You’ve heard it before: Too many credit inquiries will ding your credit score. It’s a big reason why people don’t want to shop multiple mortgage lenders as they don’t want multiple pulls to affect their score. So what’s all the fuss about? 

Credit inquiries fall into two categories: hard inquiries and soft inquiries. Hard inquiries do show up in your credit history and can have an impact on your score. Soft inquiries, on the other hand, do not. Whenever you check your own credit or when a potential employer conducts a background check, this is most likely a soft credit score. Mortgage preapprovals can be either hard or soft. You’ll need to have a hard credit pull in order to get a mortgage, but some companies can pull a soft pull at the preapproval stage and then get a hard pull later.

Each hard inquiry can lead to a small, temporary dip in your credit score. The impact is typically minimal, with a decrease of a few points per inquiry. However, multiple inquiries within a short timeframe can compound the effect, potentially resulting in a more noticeable decrease.

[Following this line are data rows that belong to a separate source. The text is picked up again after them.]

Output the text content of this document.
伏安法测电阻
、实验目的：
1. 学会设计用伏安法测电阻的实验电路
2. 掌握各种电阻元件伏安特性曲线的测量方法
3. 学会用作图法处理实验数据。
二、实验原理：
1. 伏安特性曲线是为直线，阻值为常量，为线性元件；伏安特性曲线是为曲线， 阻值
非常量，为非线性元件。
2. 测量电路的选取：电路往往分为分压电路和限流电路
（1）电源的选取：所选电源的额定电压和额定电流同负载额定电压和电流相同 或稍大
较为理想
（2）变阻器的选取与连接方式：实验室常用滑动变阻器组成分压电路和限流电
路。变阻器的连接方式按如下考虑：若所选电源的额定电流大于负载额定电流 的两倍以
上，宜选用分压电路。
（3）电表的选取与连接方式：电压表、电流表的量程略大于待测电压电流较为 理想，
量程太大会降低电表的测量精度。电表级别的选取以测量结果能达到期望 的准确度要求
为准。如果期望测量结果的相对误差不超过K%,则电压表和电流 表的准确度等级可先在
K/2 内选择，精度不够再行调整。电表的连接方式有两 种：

However…recognizing that consumers may shop around for the best loan terms, credit scoring models often consider multiple inquiries for certain types of loans within a specific timeframe as a single inquiry. This is commonly known as a "shopping window." For example, if you're shopping for a mortgage or auto loan, you have 45 days where multiple inquiries are treated as a single inquiry, so your score is only impacted once.

While credit inquiries have an impact, it's crucial not to let fear of a slight score decrease deter you from making informed financial decisions. Shopping around for the best loan terms is a responsible approach, and the impact on your credit score is a small price to pay for securing favorable terms.